Moving up from the DB in the directory/data tier we have the OIDHOST1, OIDHOST2, OVDHOST1, and OVDHOST2. These hosts contain the instances of OID and OVD respectively. Note, that this does not include ODSM, WLS, EM or other components that come when you do a basic install of OID and/or OVD on a single node. I’ll also mention that combining the OID and OVD hosts is a good way to consolidate nodes (while preserving the tiers) if you are looking to do that.
Moving up into the application tier we have IDMHOST1 and IDMHOST2. The IDMHOST is probably the most central host in the reference architecture. It is the “master node” for the WebLogic domain that will be the central part of the IDM environment. IDMHOST1 contains the following applications all running on WebLogic: WLS admin server, Enterprise Manager, OAM admin server, OAM managed server, and ODSM (the admin app for OID and OVD). IDMHOST2 contains the OAM managed server and ODSM and inactive instances of the WLS admin server, enterprise manager and the OAM admin server.
The reason that the WLS admin server, OAM admin server, and EM are inactive on IDMHOST2 is because you can only have one WLS admin server running in a domain at 1 time and all these apps run in the WLS admin server. In fact, the admin server for a domain is configured to bind to a single specific IP address and so if you want to be able to run it at all on IDMHOST2, you have to configure a virtual IP address (VIP) that can float between IDMHOST1 and IDMHOST2 for the admin server to bind to.
The other hosts in the application tier are OIMHOST1 and OIMHOST2 which host the managed servers for OIM and the OIM specific deployment of SOA suite. OIMHOST can be consolidated with IDMHOST if you are looking to do node/host consolidation. The thing to keep in mind is that OIM can chew up a lot (all) of a system’s resources when it does bulk operations like reconciliations. If you have a small number of users and/or aren’t using OIM as your enterprise identity management / provisioning solution then this probably isn’t too much of an issue. However, one should definitely keep this and mind and tread carefully when running OIM on the same box as other critical services.
Finally in the web tier we have an HTTP load balancer, WEBHOST1 and WEBHOST2 which contains the web servers (OHS). The OAM webgate is installed and enabled on both OHS servers. This is an important point to understand. OAM is used to protect the web interfaces in the IDM environment and all HTTP traffic into the IDM environment comes through the OHS servers in the web tier. There is no direct access to any of the services.
Lastly, I’ll point out that the naming conventions here are somewhat confusing.
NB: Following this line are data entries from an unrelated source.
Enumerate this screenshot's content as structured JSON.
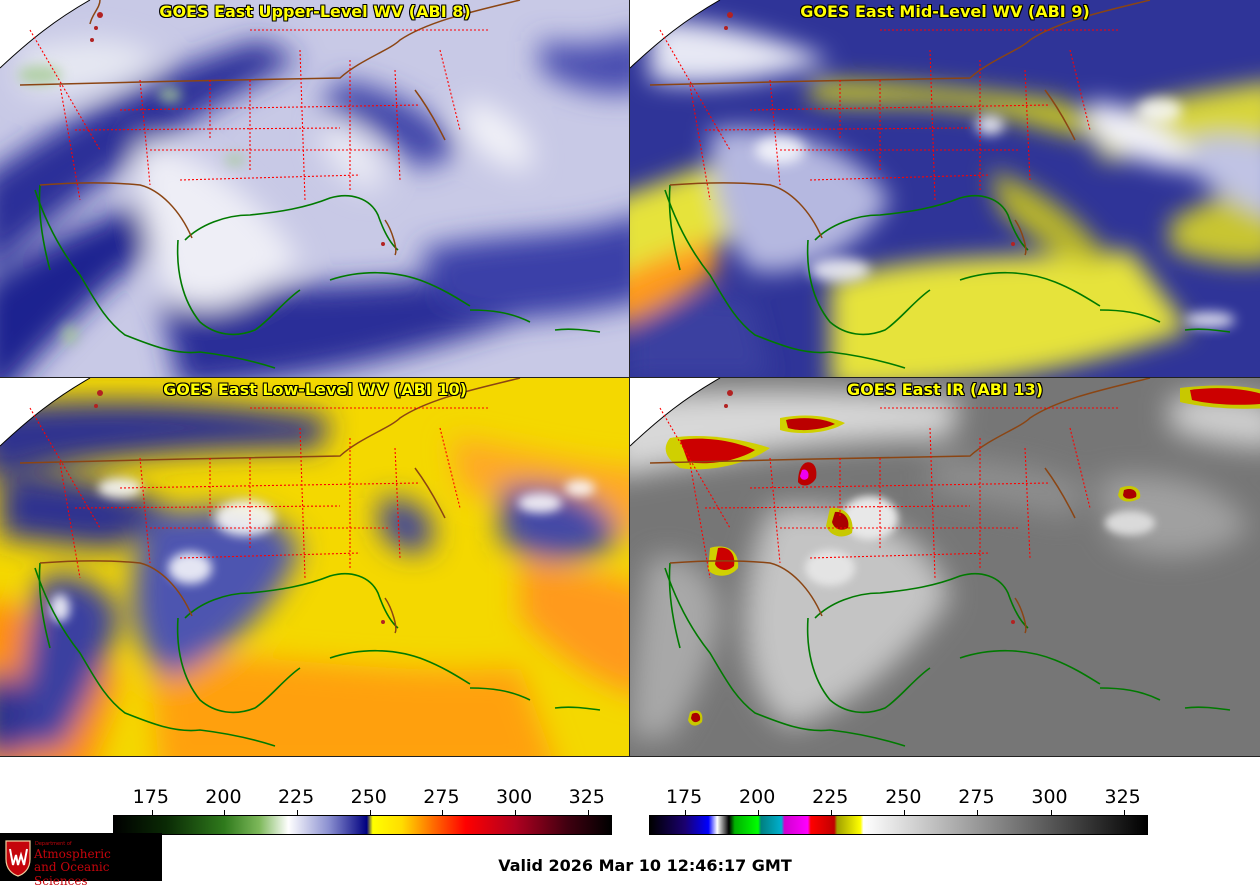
{
  "panels": [
    {
      "id": "p1",
      "title": "GOES East Upper-Level WV (ABI 8)",
      "palette": "wv_upper"
    },
    {
      "id": "p2",
      "title": "GOES East Mid-Level WV (ABI 9)",
      "palette": "wv_mid"
    },
    {
      "id": "p3",
      "title": "GOES East Low-Level WV (ABI 10)",
      "palette": "wv_low"
    },
    {
      "id": "p4",
      "title": "GOES East IR (ABI 13)",
      "palette": "ir"
    }
  ],
  "colorbars": {
    "wv": {
      "ticks": [
        "175",
        "200",
        "225",
        "250",
        "275",
        "300",
        "325"
      ],
      "range": [
        162,
        333
      ],
      "stops": [
        {
          "v": 162,
          "c": "#000000"
        },
        {
          "v": 180,
          "c": "#0a2a05"
        },
        {
          "v": 200,
          "c": "#2f7a1c"
        },
        {
          "v": 212,
          "c": "#7db85a"
        },
        {
          "v": 222,
          "c": "#ffffff"
        },
        {
          "v": 236,
          "c": "#8a8fd0"
        },
        {
          "v": 249,
          "c": "#000080"
        },
        {
          "v": 251,
          "c": "#ffff00"
        },
        {
          "v": 261,
          "c": "#ffdd00"
        },
        {
          "v": 272,
          "c": "#ff6a00"
        },
        {
          "v": 283,
          "c": "#ff0000"
        },
        {
          "v": 300,
          "c": "#b00020"
        },
        {
          "v": 318,
          "c": "#400010"
        },
        {
          "v": 333,
          "c": "#000000"
        }
      ]
    },
    "ir": {
      "ticks": [
        "175",
        "200",
        "225",
        "250",
        "275",
        "300",
        "325"
      ],
      "range": [
        163,
        333
      ],
      "stops": [
        {
          "v": 163,
          "c": "#000000"
        },
        {
          "v": 175,
          "c": "#1a0070"
        },
        {
          "v": 183,
          "c": "#0000ff"
        },
        {
          "v": 186,
          "c": "#ffffff"
        },
        {
          "v": 190,
          "c": "#000000"
        },
        {
          "v": 192,
          "c": "#00b000"
        },
        {
          "v": 200,
          "c": "#00ff00"
        },
        {
          "v": 201,
          "c": "#008080"
        },
        {
          "v": 208,
          "c": "#00b0d0"
        },
        {
          "v": 209,
          "c": "#d000d0"
        },
        {
          "v": 217,
          "c": "#ff00ff"
        },
        {
          "v": 218,
          "c": "#ff0000"
        },
        {
          "v": 226,
          "c": "#c00000"
        },
        {
          "v": 227,
          "c": "#a0a000"
        },
        {
          "v": 235,
          "c": "#ffff00"
        },
        {
          "v": 236,
          "c": "#ffffff"
        },
        {
          "v": 333,
          "c": "#000000"
        }
      ]
    }
  },
  "valid_time": "Valid 2026 Mar 10 12:46:17 GMT",
  "logo": {
    "department": "Department of",
    "line1": "Atmospheric",
    "line2": "and Oceanic Sciences",
    "seal_letter": "W",
    "color": "#c5050c"
  }
}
For instance, IDMHOST does not contain OIM. Rather it is the “master” host for the IDM domain and contains the admin server along with OAM and ODSM. Keep this in mind as you go through your build out as I’ve seen many people get understandably confused by this and attempt to execute steps on the wrong box during the build out.
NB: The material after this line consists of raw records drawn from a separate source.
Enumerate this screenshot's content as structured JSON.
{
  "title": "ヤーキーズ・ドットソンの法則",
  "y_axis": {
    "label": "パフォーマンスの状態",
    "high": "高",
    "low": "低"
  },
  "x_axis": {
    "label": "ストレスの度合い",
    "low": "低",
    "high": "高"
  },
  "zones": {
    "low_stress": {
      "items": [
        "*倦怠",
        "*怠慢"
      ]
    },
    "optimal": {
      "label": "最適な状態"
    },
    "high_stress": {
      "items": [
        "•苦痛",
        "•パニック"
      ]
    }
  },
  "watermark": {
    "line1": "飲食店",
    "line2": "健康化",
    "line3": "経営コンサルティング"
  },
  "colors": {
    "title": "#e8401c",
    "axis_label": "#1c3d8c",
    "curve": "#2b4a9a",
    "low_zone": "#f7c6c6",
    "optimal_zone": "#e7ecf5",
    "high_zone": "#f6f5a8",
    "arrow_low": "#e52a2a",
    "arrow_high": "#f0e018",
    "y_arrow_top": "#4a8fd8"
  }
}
When one of the services in the app tier needs to talk to the identity store and policy store, it will talk to OVD on OVDHOST and OID on OIDHOST (depending on specific configuration) over well… the LDAP protocol. More accurately, the services will talk to a load balancer that may or may not be the same as the load balancer used for the HTTP traffic. My point being that a load balancer is required here to load balance the LDAP traffic.
LDAP traffic will also come into the system from Fusion Apps itself which will query both the identity store and policy store. Requests to the policy store will come through the load balancer and be dispatched directly to OID. Requests to the identity store will come through the load balancer and be dispatched to either OID or OVD, again depending on the configuration.